Carrie sat down. “That makes sense for teenagers-I’m talking kids. Four-to ten-year-olds. There’s one combined elementary and middle school and one high school in this county, all in Rocky Falls. They combined the elementary and the middle school three years ago because the elementary school didn’t have enough new accessions to warrant keeping it open.”
“The overall population dropping?”
“Not much change really, and that’s part of the mystery. Now, the county people do admit they have some ‘data holes’ in the higher elevations.”
“Probably more like bullet holes in their county vehicles,” I said. We heard a door close upstairs, and then Laurie May was tapping on the trapdoor with her cane. I went up the stairs and pushed the door open.
“They done gone,” she announced. “But they was a’lookin’ for ye, all right. Nathan and his boys. I told ’em you and the lady done been here. Told ’em you said y’all was headed for Spider Mountain. That put ’em right off they feed, that did.”
“They say what they were going to do?” I asked.
“Heard one say they was gonna go get the dogs, put a track on ye. Best leave now, and don’t go nowheres near Grinny Creigh.”
“We’re going to go right up to the top of this valley, and then we’ll probably head out,” I said. “I’ve seen that dog pack.”
“Ain’t we all,” Laurie May said. “But Mr. Samuel Colt works on dogs, same as men.”
“Thank you for speaking to us,” Carrie said.
“Most folks up here is decent folks,” the old lady said. “But not on Spider Mountain. Folks knows, but they skeered.”
“That’s why we’re here, Ms. Creigh,” Carrie said. “We want to fix that problem real bad.”
The old lady nodded. “ ‘Bout time,” she said. “Folks been a’wonderin’.”
Baby Greenberg took a sip of coffee from a metal cup, winced, and threw the remainder of the coffee into the fire. “Goddammit, Rupe,” he said, “if I wanted asphalt I’d have asked for some.”
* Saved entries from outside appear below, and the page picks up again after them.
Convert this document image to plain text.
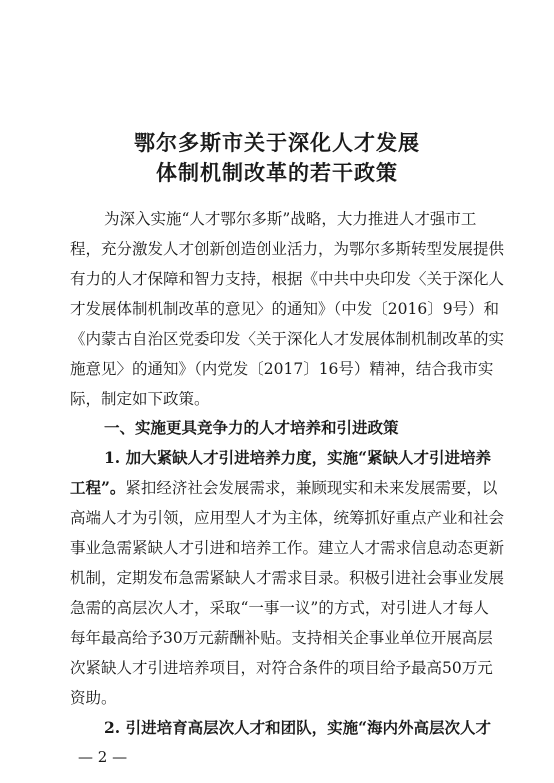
鄂尔多斯市关于深化人才发展
体制机制改革的若干政策
为深入实施“人才鄂尔多斯”战略，大力推进人才强市工
程，充分激发人才创新创造创业活力，为鄂尔多斯转型发展提供
有力的人才保障和智力支持，根据《中共中央印发〈关于深化人
才发展体制机制改革的意见〉的通知》（中发〔2016〕9号）和
《内蒙古自治区党委印发〈关于深化人才发展体制机制改革的实
施意见〉的通知》（内党发〔2017〕16号）精神，结合我市实
际，制定如下政策。
一、实施更具竞争力的人才培养和引进政策
1. 加大紧缺人才引进培养力度，实施“紧缺人才引进培养
工程”。紧扣经济社会发展需求，兼顾现实和未来发展需要，以
高端人才为引领，应用型人才为主体，统筹抓好重点产业和社会
事业急需紧缺人才引进和培养工作。建立人才需求信息动态更新
机制，定期发布急需紧缺人才需求目录。积极引进社会事业发展
急需的高层次人才，采取“一事一议”的方式，对引进人才每人
每年最高给予30万元薪酬补贴。支持相关企事业单位开展高层
次紧缺人才引进培养项目，对符合条件的项目给予最高50万元
资助。
2. 引进培育高层次人才和团队，实施“海内外高层次人才
— 2 —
Special Agent Rupert Jones shrugged his overlarge shoulders. “Never said I could make coffee,” he said. “Don’t drink that shit, myself.” Then he and one of the other agents left to take up their night watch positions on the slopes above Crown Lake. The other two agents had already rolled into their bags.
We were gathered around what was technically an illegal campfire on the edge of Crown Lake. The duty radioman had picked us up at the top of the valley after we’d left Laurie May’s and driven us down the firebreaks to the DEA campsite. Dinner had consisted of cold pizza from Marionburg, courtesy of the agent who’d driven the lower valley road to see about the logging-truck accident. The logs had all still been down in the creek, but there’d been no sign of the truck or trailer.
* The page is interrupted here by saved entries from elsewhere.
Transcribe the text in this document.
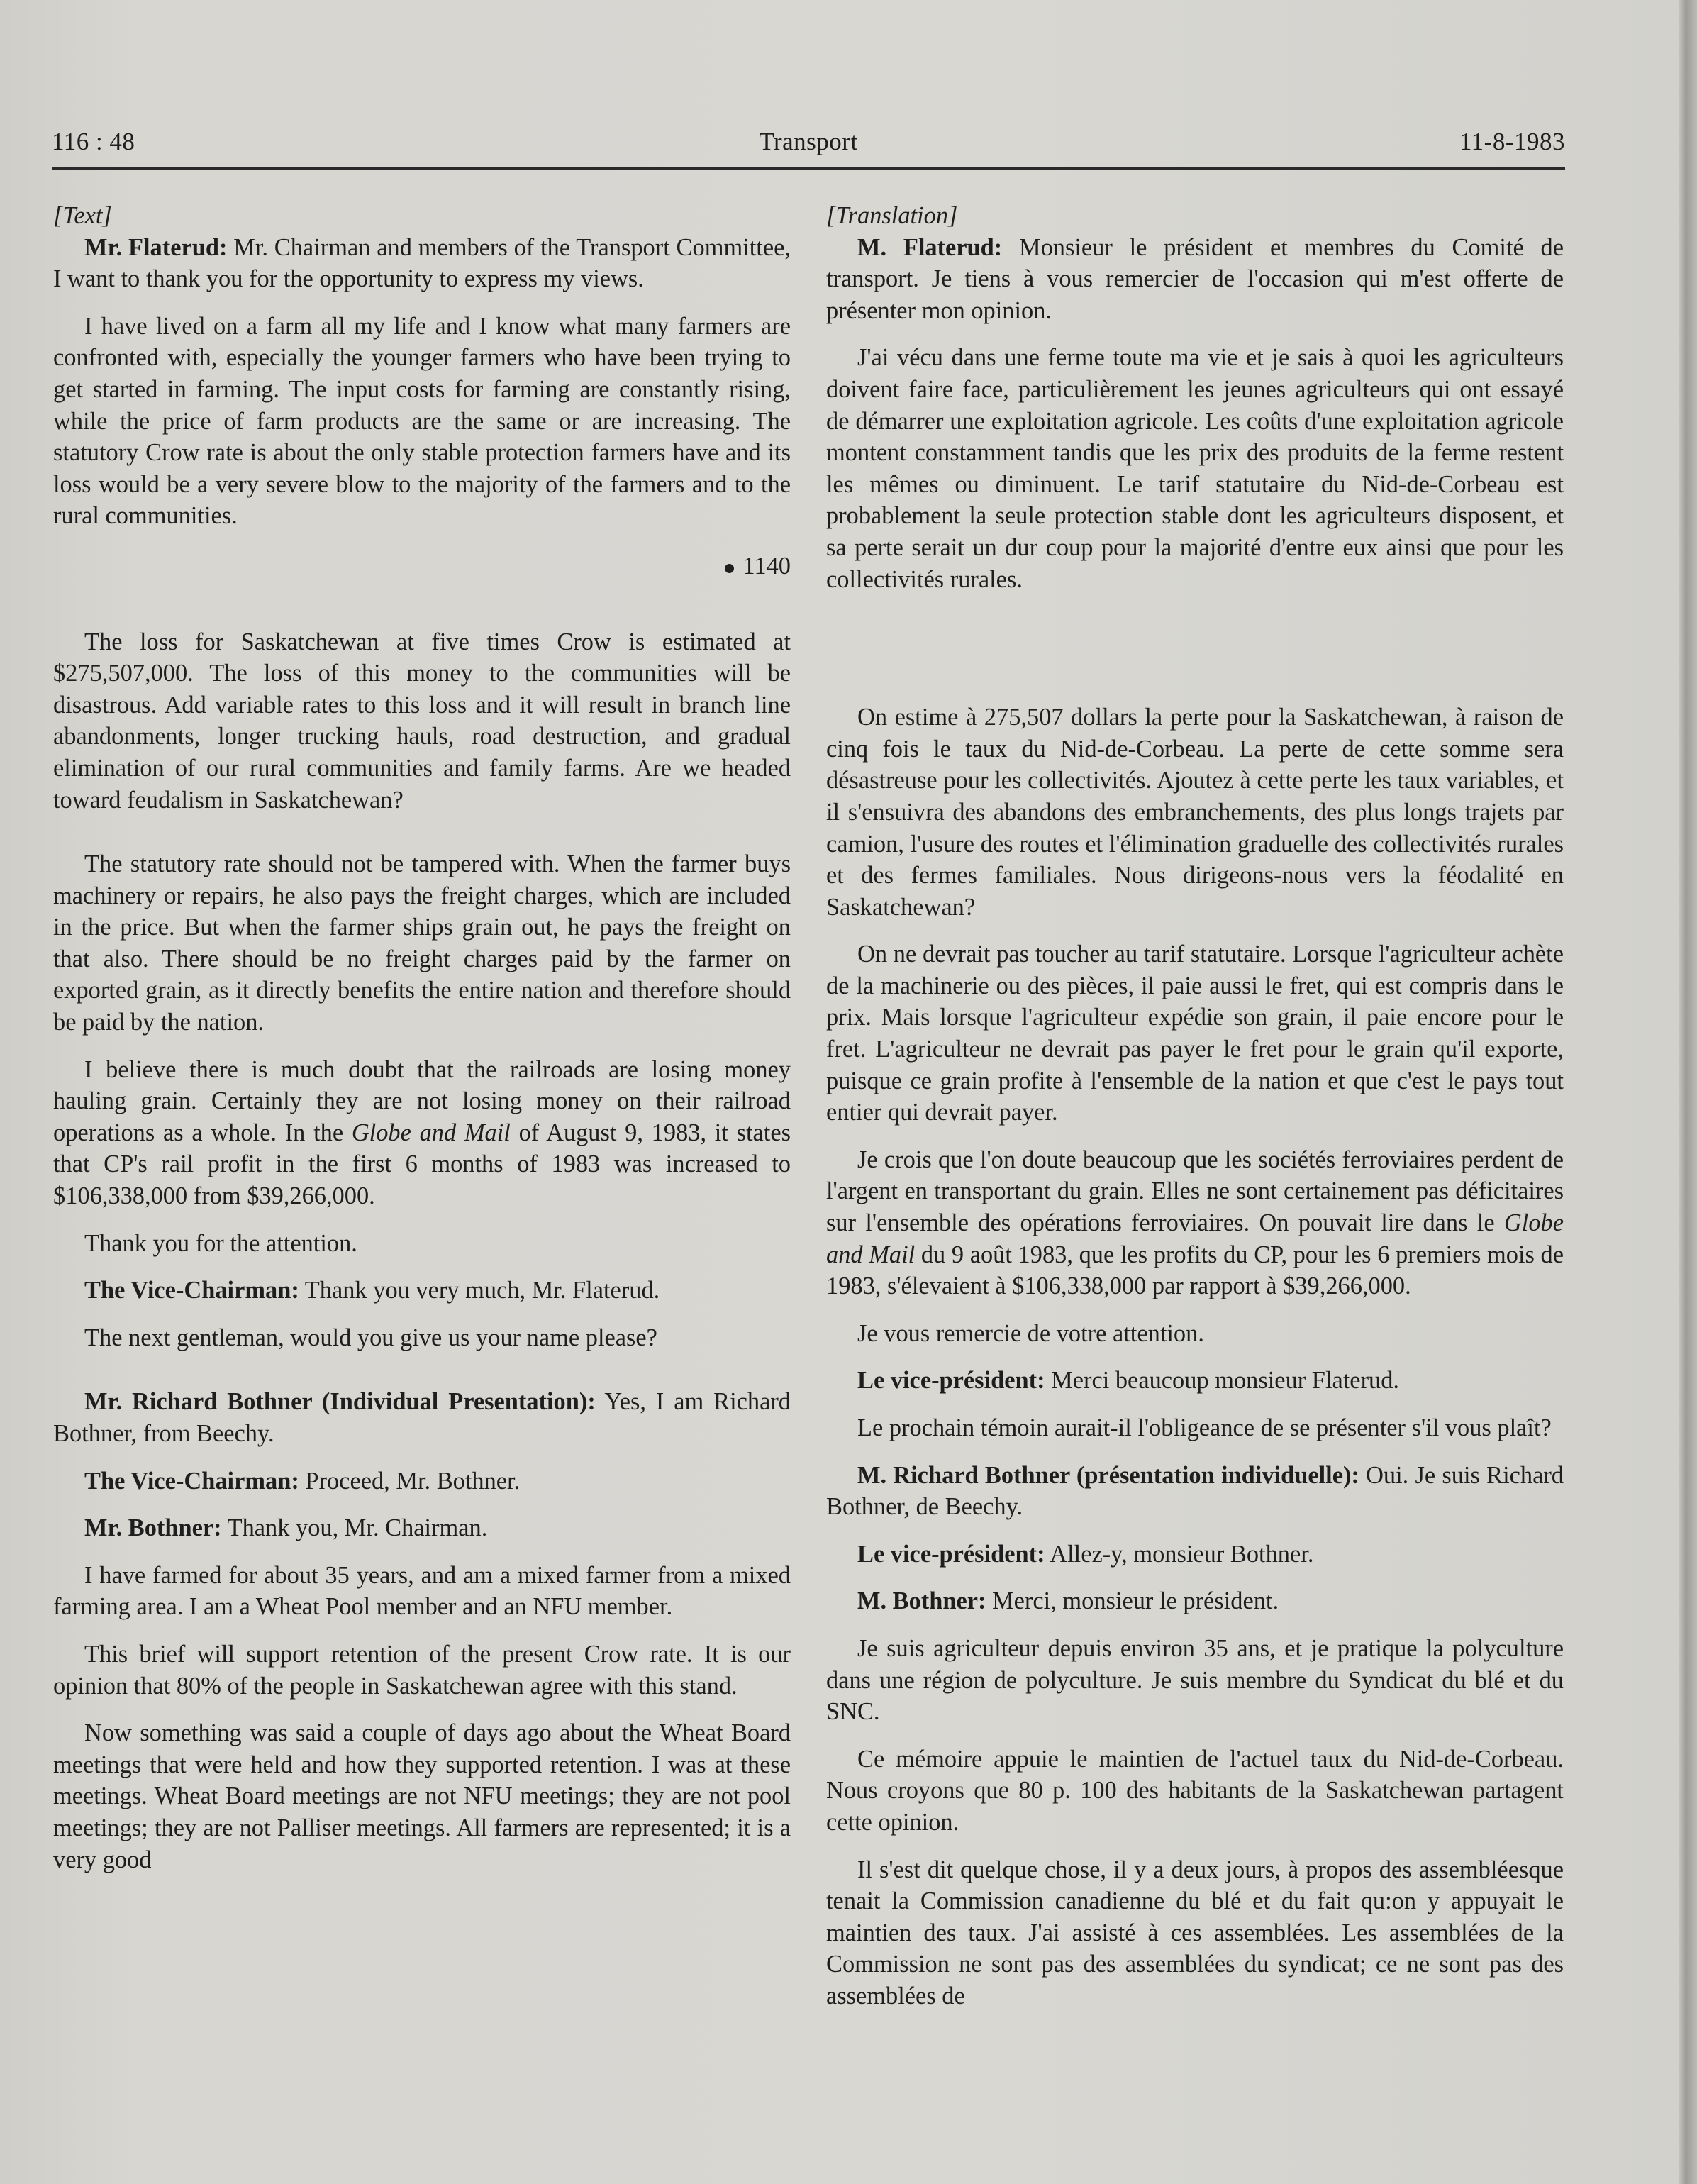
116 : 48	Transport	11-8-1983

[Text]

Mr. Flaterud: Mr. Chairman and members of the Transport Committee, I want to thank you for the opportunity to express my views.

I have lived on a farm all my life and I know what many farmers are confronted with, especially the younger farmers who have been trying to get started in farming. The input costs for farming are constantly rising, while the price of farm products are the same or are increasing. The statutory Crow rate is about the only stable protection farmers have and its loss would be a very severe blow to the majority of the farmers and to the rural communities.

1140

The loss for Saskatchewan at five times Crow is estimated at $275,507,000. The loss of this money to the communities will be disastrous. Add variable rates to this loss and it will result in branch line abandonments, longer trucking hauls, road destruction, and gradual elimination of our rural communities and family farms. Are we headed toward feudalism in Saskatchewan?

The statutory rate should not be tampered with. When the farmer buys machinery or repairs, he also pays the freight charges, which are included in the price. But when the farmer ships grain out, he pays the freight on that also. There should be no freight charges paid by the farmer on exported grain, as it directly benefits the entire nation and therefore should be paid by the nation.

I believe there is much doubt that the railroads are losing money hauling grain. Certainly they are not losing money on their railroad operations as a whole. In the Globe and Mail of August 9, 1983, it states that CP's rail profit in the first 6 months of 1983 was increased to $106,338,000 from $39,266,000.

Thank you for the attention.

The Vice-Chairman: Thank you very much, Mr. Flaterud.

The next gentleman, would you give us your name please?

Mr. Richard Bothner (Individual Presentation): Yes, I am Richard Bothner, from Beechy.

The Vice-Chairman: Proceed, Mr. Bothner.

Mr. Bothner: Thank you, Mr. Chairman.

I have farmed for about 35 years, and am a mixed farmer from a mixed farming area. I am a Wheat Pool member and an NFU member.

This brief will support retention of the present Crow rate. It is our opinion that 80% of the people in Saskatchewan agree with this stand.

Now something was said a couple of days ago about the Wheat Board meetings that were held and how they supported retention. I was at these meetings. Wheat Board meetings are not NFU meetings; they are not pool meetings; they are not Palliser meetings. All farmers are represented; it is a very good

[Translation]

M. Flaterud: Monsieur le président et membres du Comité de transport. Je tiens à vous remercier de l'occasion qui m'est offerte de présenter mon opinion.

J'ai vécu dans une ferme toute ma vie et je sais à quoi les agriculteurs doivent faire face, particulièrement les jeunes agriculteurs qui ont essayé de démarrer une exploitation agricole. Les coûts d'une exploitation agricole montent constamment tandis que les prix des produits de la ferme restent les mêmes ou diminuent. Le tarif statutaire du Nid-de-Corbeau est probablement la seule protection stable dont les agriculteurs disposent, et sa perte serait un dur coup pour la majorité d'entre eux ainsi que pour les collectivités rurales.

On estime à 275,507 dollars la perte pour la Saskatchewan, à raison de cinq fois le taux du Nid-de-Corbeau. La perte de cette somme sera désastreuse pour les collectivités. Ajoutez à cette perte les taux variables, et il s'ensuivra des abandons des embranchements, des plus longs trajets par camion, l'usure des routes et l'élimination graduelle des collectivités rurales et des fermes familiales. Nous dirigeons-nous vers la féodalité en Saskatchewan?

On ne devrait pas toucher au tarif statutaire. Lorsque l'agriculteur achète de la machinerie ou des pièces, il paie aussi le fret, qui est compris dans le prix. Mais lorsque l'agriculteur expédie son grain, il paie encore pour le fret. L'agriculteur ne devrait pas payer le fret pour le grain qu'il exporte, puisque ce grain profite à l'ensemble de la nation et que c'est le pays tout entier qui devrait payer.

Je crois que l'on doute beaucoup que les sociétés ferroviaires perdent de l'argent en transportant du grain. Elles ne sont certainement pas déficitaires sur l'ensemble des opérations ferroviaires. On pouvait lire dans le Globe and Mail du 9 août 1983, que les profits du CP, pour les 6 premiers mois de 1983, s'élevaient à $106,338,000 par rapport à $39,266,000.

Je vous remercie de votre attention.

Le vice-président: Merci beaucoup monsieur Flaterud.

Le prochain témoin aurait-il l'obligeance de se présenter s'il vous plaît?

M. Richard Bothner (présentation individuelle): Oui. Je suis Richard Bothner, de Beechy.

Le vice-président: Allez-y, monsieur Bothner.

M. Bothner: Merci, monsieur le président.

Je suis agriculteur depuis environ 35 ans, et je pratique la polyculture dans une région de polyculture. Je suis membre du Syndicat du blé et du SNC.

Ce mémoire appuie le maintien de l'actuel taux du Nid-de-Corbeau. Nous croyons que 80 p. 100 des habitants de la Saskatchewan partagent cette opinion.

Il s'est dit quelque chose, il y a deux jours, à propos des assembléesque tenait la Commission canadienne du blé et du fait qu:on y appuyait le maintien des taux. J'ai assisté à ces assemblées. Les assemblées de la Commission ne sont pas des assemblées du syndicat; ce ne sont pas des assemblées de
“If you were a truly special agent,” I said, “you’d have some scotch in one of those briefcases over there.”
“Why, is your flask empty?” Carrie asked innocently.
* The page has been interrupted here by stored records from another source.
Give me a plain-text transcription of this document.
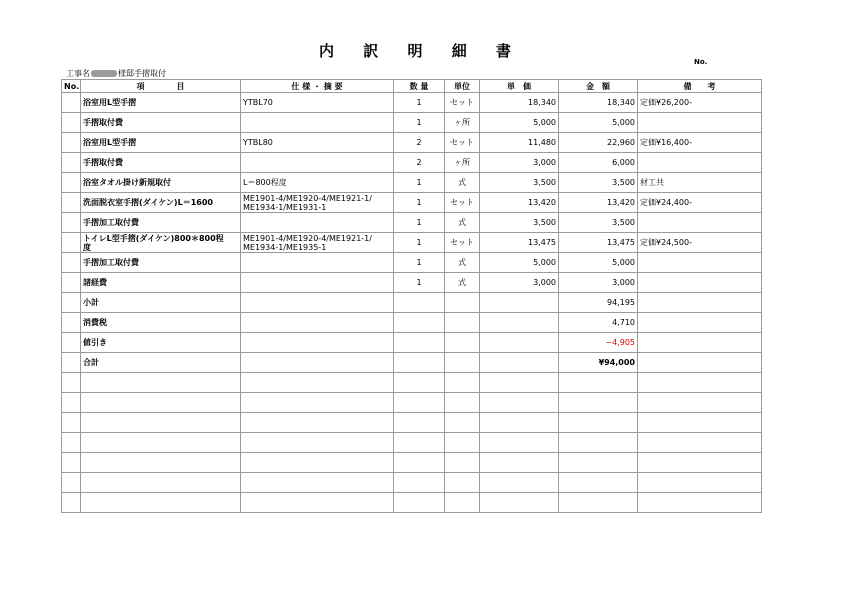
内 訳 明 細 書
No.
工事名	様邸手摺取付
No.	項　　　　目	仕 様 ・ 摘 要	数 量	単位	単　価	金　額	備　　考
	浴室用L型手摺	YTBL70	1	セット	18,340	18,340	定価¥26,200-
	手摺取付費		1	ヶ所	5,000	5,000	
	浴室用L型手摺	YTBL80	2	セット	11,480	22,960	定価¥16,400-
	手摺取付費		2	ヶ所	3,000	6,000	
	浴室タオル掛け新規取付	L＝800程度	1	式	3,500	3,500	材工共
	洗面脱衣室手摺(ダイケン)L＝1600	ME1901-4/ME1920-4/ME1921-1/
ME1934-1/ME1931-1	1	セット	13,420	13,420	定価¥24,400-
	手摺加工取付費		1	式	3,500	3,500	
	トイレL型手摺(ダイケン)800＊800程
度	ME1901-4/ME1920-4/ME1921-1/
ME1934-1/ME1935-1	1	セット	13,475	13,475	定価¥24,500-
	手摺加工取付費		1	式	5,000	5,000	
	諸経費		1	式	3,000	3,000	
	小計					94,195	
	消費税					4,710	
	値引き					−4,905	
	合計					¥94,000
“Very,” I said, making a mental note to get her for that.
“Well,” Greenberg said. “In fact…”
He got up and returned with a bottle, which duly made the rounds. My shepherds were curled up close to the fire. Once the three of us had properly equipped ourselves against the rapidly cooling mountain air, Greenberg threw another log on the fire and asked the essential question. “So: Now what’re you gonna do?”
“I think we’ve established that this is definitely Injun country,” I said.
“Gosh, you think?” he asked.
“With a damned good intel and surveillance network,” Carrie said. “They knew we were up there and where we’d settled for the night. And they had no qualms about squashing their problem.”
“So we have grounds for taking action,” I said. “But even if you guys came in force, swept up all the black hats you could find, including Grinny and Nathan, would you have a case for court?”